Danish national encyclopedia accuses ChatGPT of “the largest theft in world history”
Danmarks Nationalleksikon, the public-funded Danish online encyclopedia, has accused OpenAI of systematically exploiting its content to train ChatGPT while attributing the source without permission, calling it an unprecedented violation of intellectual property rights.
In an interview with Danish broadcaster DR, Ole Kaag Mølgaard, head of secretariat for the encyclopedia—known as Lex—stated that ChatGPT extracts around 8 million articles per month from its database of 250,000 entries, all written by over 4,000 researchers and subject experts. “In the old world, this would be a massive breach of copyright law warranting legal action,” he said. “We are witnessing the largest theft in world history.”
Lex is now developing its own Danish-language chatbot as a direct response, aiming to provide users with verified, researcher-backed information. The project, launched in collaboration with Aarhus University’s Center for Humanities Computing, will initially run as a three-year research initiative with user testing. “We must find new ways to ensure society has access to trustworthy knowledge,” Mølgaard said, framing the chatbot as a “safe haven of reliable information” amid what he describes as an “information crisis.”
The move follows similar legal challenges against AI developers. In September 2023, Encyclopedia Britannica and Merriam-Webster sued Perplexity AI for allegedly scraping and reproducing their content without consent. Earlier this year, Danish media coalition DPCMO also filed a lawsuit against OpenAI over unauthorized use of copyrighted news material.
Lex has formed a partnership with eight major Danish institutions—including the National Museum, Royal Library, and public broadcaster DR—to counter what they describe as systemic misuse of their data by AI models. “This crisis has united institutions that rarely collaborate,” Mølgaard noted. “It may be one positive outcome of the AI challenge we face.”

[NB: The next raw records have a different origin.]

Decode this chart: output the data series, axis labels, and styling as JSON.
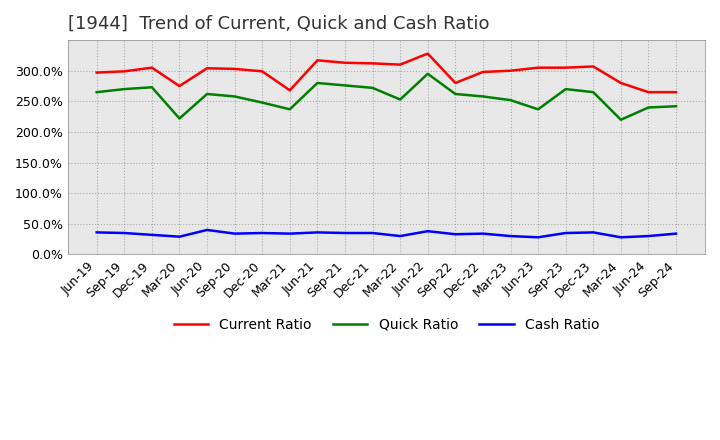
{
  "title": "[1944]  Trend of Current, Quick and Cash Ratio",
  "x_labels": [
    "Jun-19",
    "Sep-19",
    "Dec-19",
    "Mar-20",
    "Jun-20",
    "Sep-20",
    "Dec-20",
    "Mar-21",
    "Jun-21",
    "Sep-21",
    "Dec-21",
    "Mar-22",
    "Jun-22",
    "Sep-22",
    "Dec-22",
    "Mar-23",
    "Jun-23",
    "Sep-23",
    "Dec-23",
    "Mar-24",
    "Jun-24",
    "Sep-24"
  ],
  "current_ratio": [
    297,
    299,
    305,
    275,
    304,
    303,
    299,
    268,
    317,
    313,
    312,
    310,
    328,
    280,
    298,
    300,
    305,
    305,
    307,
    280,
    265,
    265
  ],
  "quick_ratio": [
    265,
    270,
    273,
    222,
    262,
    258,
    248,
    237,
    280,
    276,
    272,
    253,
    295,
    262,
    258,
    252,
    237,
    270,
    265,
    220,
    240,
    242
  ],
  "cash_ratio": [
    36,
    35,
    32,
    29,
    40,
    34,
    35,
    34,
    36,
    35,
    35,
    30,
    38,
    33,
    34,
    30,
    28,
    35,
    36,
    28,
    30,
    34
  ],
  "current_color": "#ff0000",
  "quick_color": "#008000",
  "cash_color": "#0000ff",
  "grid_color": "#aaaaaa",
  "plot_bg_color": "#e8e8e8",
  "background_color": "#ffffff",
  "ylim": [
    0,
    350
  ],
  "yticks": [
    0,
    50,
    100,
    150,
    200,
    250,
    300
  ],
  "title_fontsize": 13,
  "legend_fontsize": 10,
  "tick_fontsize": 9
}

OpenAI has previously defended its practices, stating in response to the Britannica lawsuit that its language models rely on “publicly available data” under fair use principles, contributing to “human creativity, scientific discovery, and medical research.”
Lex, funded by government grants and private foundations, comprises 14 reference works, including Den Store Danske and Trap Danmark, covering over 245,000 articles. Nearly 60% of Danes use the platform annually, according to Mølgaard.